With a tantrum, the child is still in control, they want to get their own way, explains Riley-Hall. With a meltdown, they can’t calm down and at that point either they’ve gotten themselves so upset or so overwhelmed they’re no longer in control of the situation. “And they can be difficult to judge,” she says. “It’s really important not to always give in to meltdowns because you’re afraid of them. The basic thing is to hold them and calm them and wait until they can calm down themselves.

4. Aggressive Behaviour
Aggressive and self-injurious behaviors are fairly common in children with autism, says Des Roches Rosa. When her son Leo acts aggressively, it’s usually due to sensory overload or frustration with his inability to communicate his needs effectively. “Most times, when people better understand the basis for the aggressive or self-injurious behavior and then accommodate or support the person with autism, things can improve dramatically,” she says.

Des Roches Rosa swears by data tracking: “We keep scrupulous notes about Leo and his behaviors and all the factors in his day.” Having done this for years, De Roches Rosa incorporates notes his day: what he eats, how much he sleeps, even whether his father is on a business trip. “We can actually identify seasonal behavioral arcs. So when something is wrong, we can go back and figure it out.”

Point to keep in Mind!
1. Children with autism can be inconsistent in their ability to use their skills. Your child may be able to communicate with single words on his or her best days but may need to use pictures on other days. Or your child may be able to build towers with his or her sibling some of the time but at other times can only be successful when playing alone. Making sure that your child masters skills at each level may mean that progress will be slow, but this approach will ensure that what your child learns is meaningful and useful.

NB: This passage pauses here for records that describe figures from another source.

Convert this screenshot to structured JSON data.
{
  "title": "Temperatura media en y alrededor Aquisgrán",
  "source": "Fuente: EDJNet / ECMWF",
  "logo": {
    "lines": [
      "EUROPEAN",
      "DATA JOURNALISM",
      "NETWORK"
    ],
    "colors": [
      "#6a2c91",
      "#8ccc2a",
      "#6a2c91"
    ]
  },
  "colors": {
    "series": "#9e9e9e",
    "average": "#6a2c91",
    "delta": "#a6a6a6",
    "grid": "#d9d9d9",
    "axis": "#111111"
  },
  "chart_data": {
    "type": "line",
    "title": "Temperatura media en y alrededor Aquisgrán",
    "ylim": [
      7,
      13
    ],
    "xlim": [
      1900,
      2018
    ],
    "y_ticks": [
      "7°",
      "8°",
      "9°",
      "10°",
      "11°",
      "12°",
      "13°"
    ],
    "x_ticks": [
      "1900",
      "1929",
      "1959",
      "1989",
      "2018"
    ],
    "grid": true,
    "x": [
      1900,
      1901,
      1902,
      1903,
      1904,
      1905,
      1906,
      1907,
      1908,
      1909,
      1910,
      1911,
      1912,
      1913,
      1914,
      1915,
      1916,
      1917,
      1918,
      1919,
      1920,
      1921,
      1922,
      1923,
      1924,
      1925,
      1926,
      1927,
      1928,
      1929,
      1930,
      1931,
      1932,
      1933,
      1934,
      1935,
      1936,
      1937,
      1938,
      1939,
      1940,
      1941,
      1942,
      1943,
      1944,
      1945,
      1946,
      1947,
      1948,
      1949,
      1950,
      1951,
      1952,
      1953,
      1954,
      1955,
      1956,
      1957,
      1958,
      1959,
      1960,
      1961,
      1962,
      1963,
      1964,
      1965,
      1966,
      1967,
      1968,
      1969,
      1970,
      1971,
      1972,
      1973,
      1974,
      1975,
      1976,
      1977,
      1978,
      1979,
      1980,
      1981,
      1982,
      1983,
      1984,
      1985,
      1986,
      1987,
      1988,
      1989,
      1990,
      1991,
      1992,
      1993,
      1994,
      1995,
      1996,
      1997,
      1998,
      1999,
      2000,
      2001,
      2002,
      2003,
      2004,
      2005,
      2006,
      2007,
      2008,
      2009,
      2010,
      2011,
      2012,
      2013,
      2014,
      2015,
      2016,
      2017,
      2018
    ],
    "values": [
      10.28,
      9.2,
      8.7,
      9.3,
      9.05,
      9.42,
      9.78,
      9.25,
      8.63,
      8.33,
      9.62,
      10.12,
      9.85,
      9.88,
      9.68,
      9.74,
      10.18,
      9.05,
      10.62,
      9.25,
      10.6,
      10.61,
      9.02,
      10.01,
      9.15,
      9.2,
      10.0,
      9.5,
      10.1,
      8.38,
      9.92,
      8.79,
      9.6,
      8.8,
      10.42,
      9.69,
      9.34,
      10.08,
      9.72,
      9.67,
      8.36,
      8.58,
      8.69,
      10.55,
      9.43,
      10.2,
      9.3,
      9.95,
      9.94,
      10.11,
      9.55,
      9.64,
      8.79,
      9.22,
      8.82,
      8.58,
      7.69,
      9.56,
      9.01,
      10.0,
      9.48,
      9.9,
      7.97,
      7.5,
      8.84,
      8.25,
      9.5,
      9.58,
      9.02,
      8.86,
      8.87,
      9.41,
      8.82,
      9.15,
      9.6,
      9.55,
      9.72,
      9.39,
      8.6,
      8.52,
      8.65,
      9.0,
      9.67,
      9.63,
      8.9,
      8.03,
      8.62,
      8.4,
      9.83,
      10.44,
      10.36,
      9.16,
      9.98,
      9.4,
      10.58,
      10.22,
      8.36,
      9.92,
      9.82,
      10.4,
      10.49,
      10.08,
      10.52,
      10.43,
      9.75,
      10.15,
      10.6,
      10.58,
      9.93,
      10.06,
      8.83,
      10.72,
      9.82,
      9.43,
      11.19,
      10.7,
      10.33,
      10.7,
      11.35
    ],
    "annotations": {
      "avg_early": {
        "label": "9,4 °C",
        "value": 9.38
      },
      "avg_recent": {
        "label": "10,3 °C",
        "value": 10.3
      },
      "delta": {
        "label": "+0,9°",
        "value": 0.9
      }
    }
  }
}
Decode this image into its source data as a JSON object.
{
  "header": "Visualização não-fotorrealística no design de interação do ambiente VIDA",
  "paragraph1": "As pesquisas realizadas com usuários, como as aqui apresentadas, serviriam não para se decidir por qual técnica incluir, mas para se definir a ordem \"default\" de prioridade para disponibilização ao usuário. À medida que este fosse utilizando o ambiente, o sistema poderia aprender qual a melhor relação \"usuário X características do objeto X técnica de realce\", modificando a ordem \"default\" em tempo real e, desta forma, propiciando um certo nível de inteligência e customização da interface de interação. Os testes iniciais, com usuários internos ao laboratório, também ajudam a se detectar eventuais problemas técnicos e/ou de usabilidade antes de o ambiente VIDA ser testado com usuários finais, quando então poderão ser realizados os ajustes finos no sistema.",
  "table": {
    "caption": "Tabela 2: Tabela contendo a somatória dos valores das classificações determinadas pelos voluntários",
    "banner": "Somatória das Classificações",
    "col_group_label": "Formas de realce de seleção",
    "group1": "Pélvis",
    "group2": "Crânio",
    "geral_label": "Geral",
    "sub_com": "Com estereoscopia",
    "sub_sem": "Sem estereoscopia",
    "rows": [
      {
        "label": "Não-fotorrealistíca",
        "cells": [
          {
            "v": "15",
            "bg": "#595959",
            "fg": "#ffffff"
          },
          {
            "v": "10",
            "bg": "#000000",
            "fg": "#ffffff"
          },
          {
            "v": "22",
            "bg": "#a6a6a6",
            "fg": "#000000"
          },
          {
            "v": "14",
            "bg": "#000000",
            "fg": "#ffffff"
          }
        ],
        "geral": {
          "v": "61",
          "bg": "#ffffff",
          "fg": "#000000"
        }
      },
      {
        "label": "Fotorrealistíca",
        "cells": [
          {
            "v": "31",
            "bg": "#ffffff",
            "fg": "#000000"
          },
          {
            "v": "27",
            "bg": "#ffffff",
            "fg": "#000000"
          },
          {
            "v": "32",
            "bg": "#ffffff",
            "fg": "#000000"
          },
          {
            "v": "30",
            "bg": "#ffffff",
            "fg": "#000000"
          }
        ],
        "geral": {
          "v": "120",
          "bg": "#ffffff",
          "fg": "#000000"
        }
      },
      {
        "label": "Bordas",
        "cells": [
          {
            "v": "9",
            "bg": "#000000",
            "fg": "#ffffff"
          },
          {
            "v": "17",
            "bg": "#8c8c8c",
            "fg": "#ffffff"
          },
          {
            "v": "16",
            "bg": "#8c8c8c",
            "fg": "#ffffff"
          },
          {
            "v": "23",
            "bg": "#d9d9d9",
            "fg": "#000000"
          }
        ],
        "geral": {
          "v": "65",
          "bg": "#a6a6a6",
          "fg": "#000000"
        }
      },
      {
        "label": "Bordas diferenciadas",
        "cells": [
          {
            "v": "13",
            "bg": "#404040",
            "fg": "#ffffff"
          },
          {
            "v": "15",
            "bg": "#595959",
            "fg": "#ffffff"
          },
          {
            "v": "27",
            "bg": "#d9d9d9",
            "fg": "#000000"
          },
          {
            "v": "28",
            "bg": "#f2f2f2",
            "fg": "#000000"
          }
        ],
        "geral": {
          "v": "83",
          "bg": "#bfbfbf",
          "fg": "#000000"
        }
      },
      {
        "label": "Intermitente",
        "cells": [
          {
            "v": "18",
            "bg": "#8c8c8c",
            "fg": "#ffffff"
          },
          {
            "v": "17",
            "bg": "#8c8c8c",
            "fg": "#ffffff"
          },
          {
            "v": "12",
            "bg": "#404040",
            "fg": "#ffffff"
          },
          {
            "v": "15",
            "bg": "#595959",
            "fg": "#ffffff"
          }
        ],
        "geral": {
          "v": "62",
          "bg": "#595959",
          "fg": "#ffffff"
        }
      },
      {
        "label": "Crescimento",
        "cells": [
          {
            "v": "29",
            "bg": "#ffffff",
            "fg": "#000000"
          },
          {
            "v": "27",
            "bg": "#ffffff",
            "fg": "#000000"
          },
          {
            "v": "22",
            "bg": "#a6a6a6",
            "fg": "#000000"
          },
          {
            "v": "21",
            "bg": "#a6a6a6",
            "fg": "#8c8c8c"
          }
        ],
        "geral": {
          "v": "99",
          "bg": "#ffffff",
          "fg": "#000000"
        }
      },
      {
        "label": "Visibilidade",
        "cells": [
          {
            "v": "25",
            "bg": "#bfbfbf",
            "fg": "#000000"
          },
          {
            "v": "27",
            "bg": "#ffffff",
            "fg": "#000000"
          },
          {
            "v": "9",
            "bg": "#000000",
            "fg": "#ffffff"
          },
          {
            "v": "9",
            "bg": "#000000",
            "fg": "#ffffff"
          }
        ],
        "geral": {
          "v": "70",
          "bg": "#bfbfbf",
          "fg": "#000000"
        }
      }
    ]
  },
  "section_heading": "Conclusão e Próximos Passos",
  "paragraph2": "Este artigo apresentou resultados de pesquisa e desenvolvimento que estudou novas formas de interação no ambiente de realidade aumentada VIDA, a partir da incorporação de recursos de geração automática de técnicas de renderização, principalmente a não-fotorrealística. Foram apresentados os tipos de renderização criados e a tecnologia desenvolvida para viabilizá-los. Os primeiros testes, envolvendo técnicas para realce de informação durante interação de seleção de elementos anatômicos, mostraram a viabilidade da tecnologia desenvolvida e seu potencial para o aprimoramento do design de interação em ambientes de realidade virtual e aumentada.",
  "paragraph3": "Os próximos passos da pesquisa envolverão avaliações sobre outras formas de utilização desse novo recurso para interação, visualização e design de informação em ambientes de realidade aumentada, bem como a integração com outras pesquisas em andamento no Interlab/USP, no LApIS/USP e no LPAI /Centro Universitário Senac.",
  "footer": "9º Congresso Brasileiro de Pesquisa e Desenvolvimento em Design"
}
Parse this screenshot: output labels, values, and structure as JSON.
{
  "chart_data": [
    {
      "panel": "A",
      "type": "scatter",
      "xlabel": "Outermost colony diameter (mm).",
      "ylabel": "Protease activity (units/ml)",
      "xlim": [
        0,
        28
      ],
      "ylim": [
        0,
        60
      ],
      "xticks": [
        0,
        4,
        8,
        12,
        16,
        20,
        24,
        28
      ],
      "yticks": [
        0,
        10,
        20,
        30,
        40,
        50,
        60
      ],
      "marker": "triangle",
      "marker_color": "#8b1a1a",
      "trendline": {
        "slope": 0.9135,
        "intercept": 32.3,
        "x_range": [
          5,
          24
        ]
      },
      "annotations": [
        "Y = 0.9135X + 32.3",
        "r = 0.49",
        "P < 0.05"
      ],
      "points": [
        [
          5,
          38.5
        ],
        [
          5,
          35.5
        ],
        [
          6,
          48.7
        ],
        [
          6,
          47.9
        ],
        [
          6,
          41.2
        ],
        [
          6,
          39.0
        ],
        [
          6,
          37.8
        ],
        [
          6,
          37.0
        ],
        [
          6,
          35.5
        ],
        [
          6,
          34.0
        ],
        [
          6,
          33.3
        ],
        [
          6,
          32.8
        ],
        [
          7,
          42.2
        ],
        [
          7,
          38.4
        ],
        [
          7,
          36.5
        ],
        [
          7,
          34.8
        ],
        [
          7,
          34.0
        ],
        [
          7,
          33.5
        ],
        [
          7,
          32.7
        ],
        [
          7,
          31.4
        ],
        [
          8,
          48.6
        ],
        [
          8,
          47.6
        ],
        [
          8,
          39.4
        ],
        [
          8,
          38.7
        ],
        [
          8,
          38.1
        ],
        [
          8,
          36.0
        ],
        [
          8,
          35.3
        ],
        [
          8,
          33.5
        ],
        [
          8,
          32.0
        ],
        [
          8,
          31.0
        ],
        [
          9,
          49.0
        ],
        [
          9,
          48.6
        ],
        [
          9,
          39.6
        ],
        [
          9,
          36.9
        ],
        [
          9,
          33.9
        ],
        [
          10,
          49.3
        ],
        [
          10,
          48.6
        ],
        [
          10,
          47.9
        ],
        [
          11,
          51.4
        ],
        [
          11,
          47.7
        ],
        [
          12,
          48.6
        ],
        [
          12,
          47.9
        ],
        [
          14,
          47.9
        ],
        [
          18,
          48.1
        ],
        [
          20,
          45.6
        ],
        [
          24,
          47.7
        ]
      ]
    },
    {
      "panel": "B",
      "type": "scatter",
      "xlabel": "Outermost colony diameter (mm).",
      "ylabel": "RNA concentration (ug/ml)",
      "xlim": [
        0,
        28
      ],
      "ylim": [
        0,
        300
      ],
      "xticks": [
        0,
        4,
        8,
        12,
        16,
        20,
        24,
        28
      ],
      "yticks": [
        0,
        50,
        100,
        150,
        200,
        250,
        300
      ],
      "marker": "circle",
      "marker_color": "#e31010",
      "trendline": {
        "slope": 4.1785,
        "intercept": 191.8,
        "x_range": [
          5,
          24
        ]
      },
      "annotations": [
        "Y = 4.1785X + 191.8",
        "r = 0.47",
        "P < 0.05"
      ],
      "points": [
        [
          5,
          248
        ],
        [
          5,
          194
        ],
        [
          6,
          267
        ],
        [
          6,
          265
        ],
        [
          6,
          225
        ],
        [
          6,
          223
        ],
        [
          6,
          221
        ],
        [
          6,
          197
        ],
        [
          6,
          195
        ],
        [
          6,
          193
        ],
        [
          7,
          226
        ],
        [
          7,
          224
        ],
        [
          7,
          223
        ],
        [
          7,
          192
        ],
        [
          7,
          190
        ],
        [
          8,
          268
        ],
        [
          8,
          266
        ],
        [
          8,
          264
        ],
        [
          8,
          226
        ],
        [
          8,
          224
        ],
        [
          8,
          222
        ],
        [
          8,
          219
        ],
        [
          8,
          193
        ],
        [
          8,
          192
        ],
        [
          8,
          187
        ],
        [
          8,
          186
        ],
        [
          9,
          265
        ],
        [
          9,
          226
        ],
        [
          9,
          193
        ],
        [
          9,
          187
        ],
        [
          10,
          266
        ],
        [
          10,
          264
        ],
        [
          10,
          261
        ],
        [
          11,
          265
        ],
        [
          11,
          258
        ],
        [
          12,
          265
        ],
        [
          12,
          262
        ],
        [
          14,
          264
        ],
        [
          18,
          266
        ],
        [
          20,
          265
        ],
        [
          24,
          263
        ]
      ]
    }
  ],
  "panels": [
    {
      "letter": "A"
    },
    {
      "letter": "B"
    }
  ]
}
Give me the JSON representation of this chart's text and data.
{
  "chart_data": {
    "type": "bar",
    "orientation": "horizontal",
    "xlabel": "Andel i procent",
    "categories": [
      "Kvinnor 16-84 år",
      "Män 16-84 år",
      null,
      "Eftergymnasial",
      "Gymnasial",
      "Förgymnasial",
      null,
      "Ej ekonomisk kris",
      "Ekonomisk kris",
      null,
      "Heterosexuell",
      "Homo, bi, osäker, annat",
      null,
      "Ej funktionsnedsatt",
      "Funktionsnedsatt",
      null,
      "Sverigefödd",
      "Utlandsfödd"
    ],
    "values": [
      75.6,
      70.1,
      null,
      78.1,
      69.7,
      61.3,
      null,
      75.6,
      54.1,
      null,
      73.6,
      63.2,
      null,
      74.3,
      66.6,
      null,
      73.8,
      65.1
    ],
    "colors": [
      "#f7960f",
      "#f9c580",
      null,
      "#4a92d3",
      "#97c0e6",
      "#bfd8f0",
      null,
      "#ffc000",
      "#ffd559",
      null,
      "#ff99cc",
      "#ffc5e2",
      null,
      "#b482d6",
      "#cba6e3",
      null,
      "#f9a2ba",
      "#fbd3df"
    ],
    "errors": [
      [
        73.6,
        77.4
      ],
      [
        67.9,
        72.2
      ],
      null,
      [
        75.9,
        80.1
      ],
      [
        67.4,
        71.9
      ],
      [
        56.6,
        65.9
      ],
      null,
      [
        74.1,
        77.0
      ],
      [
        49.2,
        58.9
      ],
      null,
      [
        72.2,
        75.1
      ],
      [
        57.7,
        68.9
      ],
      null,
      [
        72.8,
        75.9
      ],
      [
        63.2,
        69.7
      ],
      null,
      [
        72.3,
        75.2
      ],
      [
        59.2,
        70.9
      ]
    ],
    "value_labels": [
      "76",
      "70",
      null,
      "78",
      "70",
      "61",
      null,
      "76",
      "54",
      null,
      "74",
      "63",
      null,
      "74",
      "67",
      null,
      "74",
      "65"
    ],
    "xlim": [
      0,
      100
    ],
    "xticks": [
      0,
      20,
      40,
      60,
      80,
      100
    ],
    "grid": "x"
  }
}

2.There are actually many types of development that could be reviewed in this step by step manner. For example, social development, like nonverbal thinking, imitation, communication, and play skills, emerges in a sequence of developmental steps. At early stages of development, however, many types of skills are related. Improvement in play skills and communication will promote social development. Improvement in nonverbal thinking will help your child understand toys. Remembering to emphasize your child’s strengths and interests in all areas is important because the development of his or her stronger areas will promote development in weaker areas.

3. As your child passes through each stage of development and takes on more complicated activities, remember to make each advancing step a small one. Change each activity a little bit at a time. For example, if your child can successfully communicate about food using pictures, you may want your child to start using words and start communicating about other topics. This will probably be too many changes at one time and will lead to frustration. Choose only one thing to teach at a time. For example, introduce a wider variety of pictures for your child to communicate about but wait to teach a new type of communication such as talking.

Remember that visual skills are usually strength for children with autism. It may take some extra work or creativity to teach using visual techniques. Emphasizing this type of learning, however, is likely to increase your child’s ability to learn and understand at all levels of development.